NASA Ponders Shuttle Flight Without Two Key Changes
Fri Jun 18, 2004 06:41 PM ET
By Broward Liston
CAPE CANAVERAL, Fla. (Reuters) - NASA is considering whether it can return its space shuttles to flight without making two safety improvements that have so far proved to be high hurdles for agency engineers, top officials said on Friday.
After the space shuttle Columbia disintegrated over Texas last year and killed the seven astronauts aboard, the Columbia Accident Investigation Board drafted a lengthy list of ambitious reforms.
Among other proposals, the board recommended NASA come up with a way to repair damage to the leading edge of a shuttle's wing, such as the kind that doomed Columbia in 2003.

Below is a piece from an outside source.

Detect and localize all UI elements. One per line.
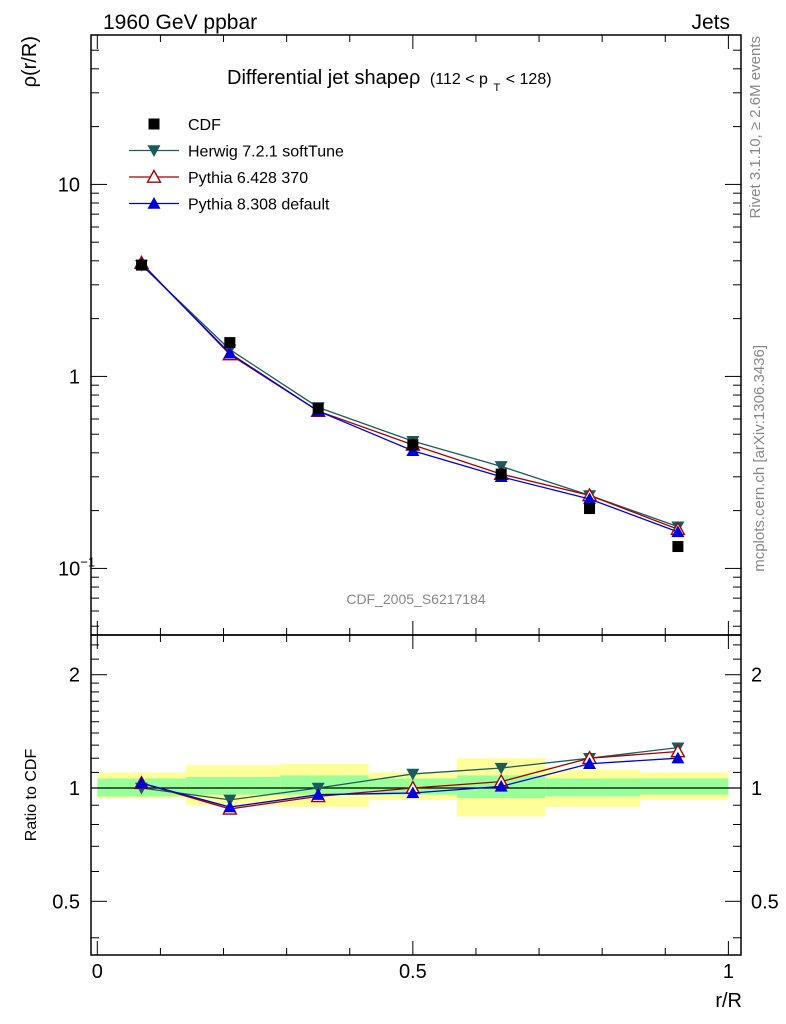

It also said NASA should develop a way to inspect the underside of the shuttles for damage during the second day of flight. Columbia flew for 16 days without the crew or ground controllers knowing of the fatal hole that was out of sight from crew-compartment windows.
NASA engineers are working on a repair kit that could fix a large hole in a shuttle wing's leading edge. They are also trying to build a boom to inspect the orbiter's underside.
The tasks have proved challenging, so the space agency is considering whether it can launch the shuttles without those two upgrades.
Deputy Associate Administrator Michael Kostelnik stressed no decisions have been made.
In any case, NASA is committed to a plan that would supply the International Space Station with enough food, water and oxygen that a stranded shuttle crew could live there until a rescue shuttle reached them 85 to 90 days later.
The shuttle Discovery is scheduled for launch between March 6 and April 18, 2005, on a mission that will test many improvements made since the loss of the Columbia.
"We will have changed more things on these vehicles than we've changed on any flight since STS-1," the first shuttle flight in 1981, Kostelnik said.
NASA is removing the orange foam from the area of the external tank that broke off 81 seconds after liftoff and damaged Columbia's wing, so officials said they were hopeful they would never have to deal with such a large hole again.
The foam, designed to keep ice from forming on the outside of the tank, will be replaced by heaters.
There would also be repair kits available to fix smaller cracks or holes up to 4 inches (10 cm) across.
As for the inspection, NASA would rely on a visual examination made by astronauts with cameras aboard the space station. That requires the shuttle to slowly spin around in space as cameras whir aboard the station before docking.
"Of all the things we have on the table, this rotation pitch maneuver is probably the best understood, and we've got the highest confidence in it," deputy shuttle program manager Wayne Hale said.
The final decision on safety measures will not be left to the shuttle program managers. An independent panel headed by retired astronauts Tom Stafford and Richard Covey will have to decide whether NASA is in full compliance with the investigation board's recommendations.